Open biodfrl89 opened 4 years ago
Just as additional information, this is related to #115.
You can find the changes in output from 3.6 to 4.0 here: https://github.com/zkamvar/postmaul/blob/master/analysis.md#lesson-r-novice-gapminder-es
Here are the changes in the specific episodes:
https://github.com/zkamvar/postmaul/blob/master/data/diffs/r-novice-gapminder-es--05-data-structures-part2.diff https://github.com/zkamvar/postmaul/blob/master/data/diffs/r-novice-gapminder-es--13-dplyr.diff
I hope this helps.
I have identify in Lesson 5 "Explorando data frames" that, when loading the gapminder dataset:
gapminder <- read.csv("data/gapminder-FiveYearData.csv")
the parameter stringsAsFactor is never used. It's ok for the main lessons, because when they invoke str(gapminder) it is shown that country and continent are characters vector. But in the Solution to Challenge 4, where the student must analyze the output from str(gapminder), it is annotated that country and continent are factors. But they are not, they are character vectors.
In order to solve this, the read.csv( ) must be used with stringsAsFactor = TRUE, or change the Solution to Challenge 4 to say that country and continent are characters vector.
Something similar happen in Lesson 13 "Manipulación de data frames con dplyr". The gapminder dataset, used in previous lessons, is processed using:
gdp_bycontinents <- gapminder %>% group_by(continent) %>% summarize(mean_gdpPercap=mean(gdpPercap))

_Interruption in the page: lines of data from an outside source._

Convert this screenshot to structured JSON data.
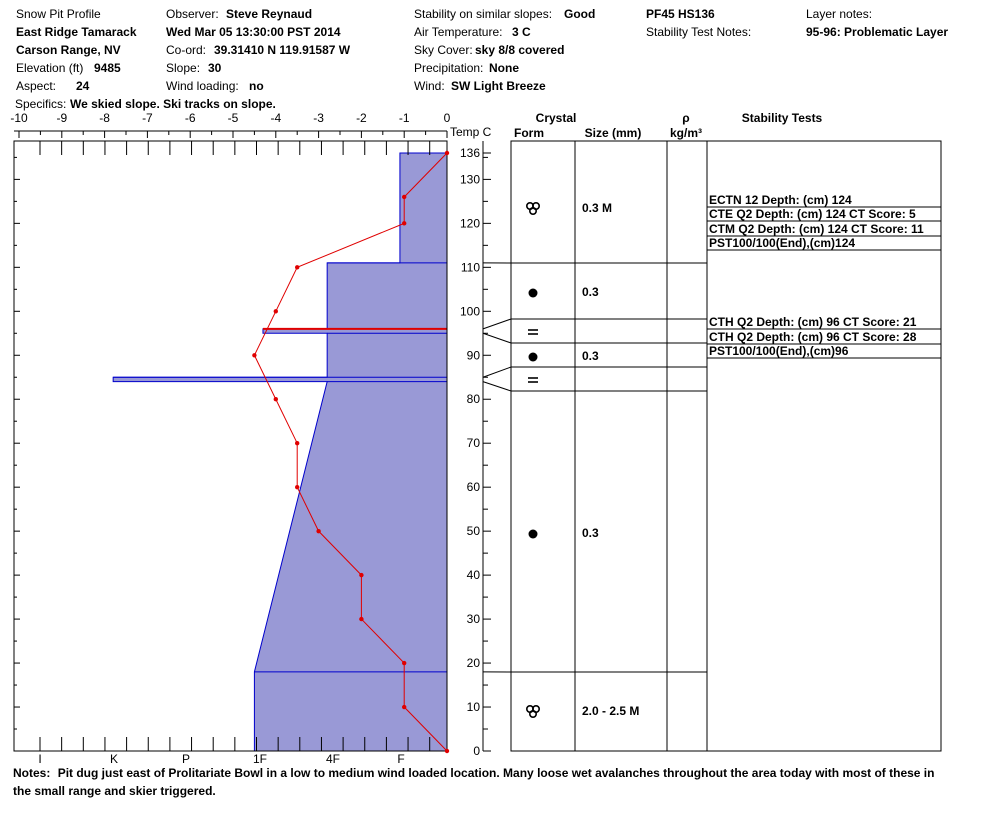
{
  "header": {
    "title": "Snow Pit Profile",
    "location": "East Ridge Tamarack",
    "region": "Carson Range, NV",
    "elevation_label": "Elevation (ft)",
    "elevation": "9485",
    "aspect_label": "Aspect:",
    "aspect": "24",
    "specifics_label": "Specifics:",
    "specifics": "We skied slope. Ski tracks on slope.",
    "observer_label": "Observer:",
    "observer": "Steve Reynaud",
    "datetime": "Wed Mar 05 13:30:00 PST 2014",
    "coord_label": "Co-ord:",
    "coord": "39.31410 N 119.91587 W",
    "slope_label": "Slope:",
    "slope": "30",
    "wind_loading_label": "Wind loading:",
    "wind_loading": "no",
    "stability_label": "Stability on similar slopes:",
    "stability": "Good",
    "air_temp_label": "Air Temperature:",
    "air_temp": "3 C",
    "sky_label": "Sky Cover:",
    "sky": "sky 8/8 covered",
    "precip_label": "Precipitation:",
    "precip": "None",
    "wind_label": "Wind:",
    "wind": "SW Light Breeze",
    "pf_hs": "PF45 HS136",
    "stability_notes_label": "Stability Test Notes:",
    "layer_notes_label": "Layer notes:",
    "layer_notes": "95-96: Problematic Layer"
  },
  "columns": {
    "temp": "Temp C",
    "crystal": "Crystal",
    "form": "Form",
    "size": "Size (mm)",
    "rho": "ρ",
    "density_unit": "kg/m³",
    "stability_tests": "Stability Tests"
  },
  "notes": {
    "label": "Notes:",
    "text": "Pit dug just east of Prolitariate Bowl in a low to medium wind loaded location.  Many loose wet avalanches throughout the area today with most of these in the small range and skier triggered."
  },
  "chart_data": {
    "type": "snow-profile",
    "temp_axis": {
      "range": [
        -10,
        0
      ],
      "ticks": [
        -10,
        -9,
        -8,
        -7,
        -6,
        -5,
        -4,
        -3,
        -2,
        -1,
        0
      ]
    },
    "hardness_axis": {
      "labels": [
        "I",
        "K",
        "P",
        "1F",
        "4F",
        "F"
      ]
    },
    "height_axis": {
      "range": [
        0,
        136
      ],
      "ticks": [
        0,
        10,
        20,
        30,
        40,
        50,
        60,
        70,
        80,
        90,
        100,
        110,
        120,
        130,
        136
      ]
    },
    "temperature_profile": {
      "height_cm": [
        136,
        126,
        120,
        110,
        100,
        90,
        80,
        70,
        60,
        50,
        40,
        30,
        20,
        10,
        0
      ],
      "temp_c": [
        0,
        -1,
        -1,
        -3.5,
        -4,
        -4.5,
        -4,
        -3.5,
        -3.5,
        -3,
        -2,
        -2,
        -1,
        -1,
        0
      ]
    },
    "hardness_profile": [
      {
        "top": 136,
        "bottom": 111,
        "left_temp": -1.1
      },
      {
        "top": 111,
        "bottom": 96,
        "left_temp": -2.8
      },
      {
        "top": 96,
        "bottom": 95,
        "left_temp": -4.3
      },
      {
        "top": 95,
        "bottom": 85,
        "left_temp": -2.8
      },
      {
        "top": 85,
        "bottom": 84,
        "left_temp": -7.8
      },
      {
        "top": 84,
        "bottom": 18,
        "left_temp_top": -2.8,
        "left_temp_bottom": -4.5
      },
      {
        "top": 18,
        "bottom": 0,
        "left_temp": -4.5
      }
    ],
    "layer_boundaries_cm": [
      111,
      96,
      95,
      85,
      84,
      18
    ],
    "problem_layer_cm": 96,
    "crystal_layers": [
      {
        "height_cm": 123,
        "form": "rounding-faceted",
        "size": "0.3 M"
      },
      {
        "height_cm": 104,
        "form": "rounded",
        "size": "0.3"
      },
      {
        "height_cm": 95,
        "form": "surface-hoar",
        "size": ""
      },
      {
        "height_cm": 90,
        "form": "rounded",
        "size": "0.3"
      },
      {
        "height_cm": 84,
        "form": "surface-hoar",
        "size": ""
      },
      {
        "height_cm": 50,
        "form": "rounded",
        "size": "0.3"
      },
      {
        "height_cm": 10,
        "form": "rounding-faceted",
        "size": "2.0 - 2.5 M"
      }
    ],
    "stability_tests": [
      {
        "text": "ECTN 12   Depth: (cm) 124"
      },
      {
        "text": "CTE Q2 Depth: (cm) 124 CT Score: 5"
      },
      {
        "text": "CTM Q2 Depth: (cm) 124 CT Score: 11"
      },
      {
        "text": "PST100/100(End),(cm)124"
      },
      {
        "text": "CTH Q2 Depth: (cm) 96 CT Score: 21"
      },
      {
        "text": "CTH Q2 Depth: (cm) 96 CT Score: 28"
      },
      {
        "text": "PST100/100(End),(cm)96"
      }
    ],
    "colors": {
      "hardness_fill": "#9999d6",
      "hardness_stroke": "#0000cc",
      "temperature": "#e00000",
      "problem_layer": "#e00000"
    }
  }
}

however, when gdp_bycontinents variable is called, the output say that continen is \<fctr>, but it should say \<chr>. Again is not clear if the original dataset is loaded via read.csv( ), using the parameter stringsAsFactor =TRUE or not.

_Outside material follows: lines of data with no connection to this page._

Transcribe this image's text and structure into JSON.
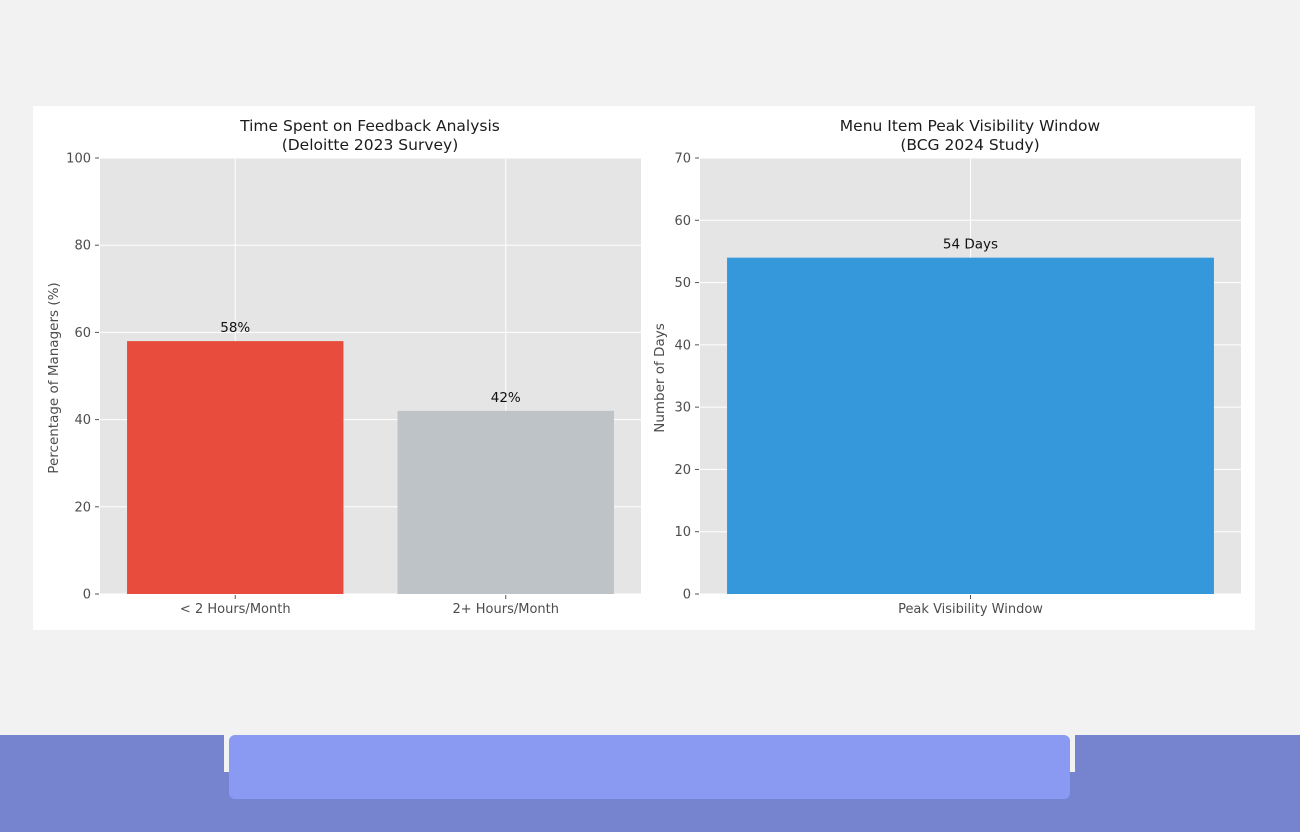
{
  "chart_data": [
    {
      "type": "bar",
      "title": "Time Spent on Feedback Analysis",
      "subtitle": "(Deloitte 2023 Survey)",
      "categories": [
        "< 2 Hours/Month",
        "2+ Hours/Month"
      ],
      "values": [
        58,
        42
      ],
      "data_labels": [
        "58%",
        "42%"
      ],
      "colors": [
        "#e74c3c",
        "#bdc3c7"
      ],
      "xlabel": "",
      "ylabel": "Percentage of Managers (%)",
      "ylim": [
        0,
        100
      ],
      "yticks": [
        0,
        20,
        40,
        60,
        80,
        100
      ],
      "grid": true
    },
    {
      "type": "bar",
      "title": "Menu Item Peak Visibility Window",
      "subtitle": "(BCG 2024 Study)",
      "categories": [
        "Peak Visibility Window"
      ],
      "values": [
        54
      ],
      "data_labels": [
        "54 Days"
      ],
      "colors": [
        "#3498db"
      ],
      "xlabel": "",
      "ylabel": "Number of Days",
      "ylim": [
        0,
        70
      ],
      "yticks": [
        0,
        10,
        20,
        30,
        40,
        50,
        60,
        70
      ],
      "grid": true
    }
  ],
  "theme": {
    "page_background": "#f2f2f2",
    "plot_background": "#e5e5e5",
    "grid_color": "#ffffff",
    "footer_color": "#7683cf",
    "footer_input_color": "#8a9af2"
  }
}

Curiously, on Lesson 14 "Manipulación de data frames usando tidyr", a wide version of gapminder dataset is loaded, and until this lesson it is shown that the parameter stringsAsFactors = FALSE is used and it is explained why.
gap_wide <- read.csv("data/gapminder_wide.csv", stringsAsFactors = FALSE)
In general, these kind of situations tell me that maybe the read.csv( ) function was updated and the stringsAsFactors parameter default value was changed from TRUE to FALSE, not having the necessity to specify it in Lesson 14, but also altering some outputs from lessons 5 and 13.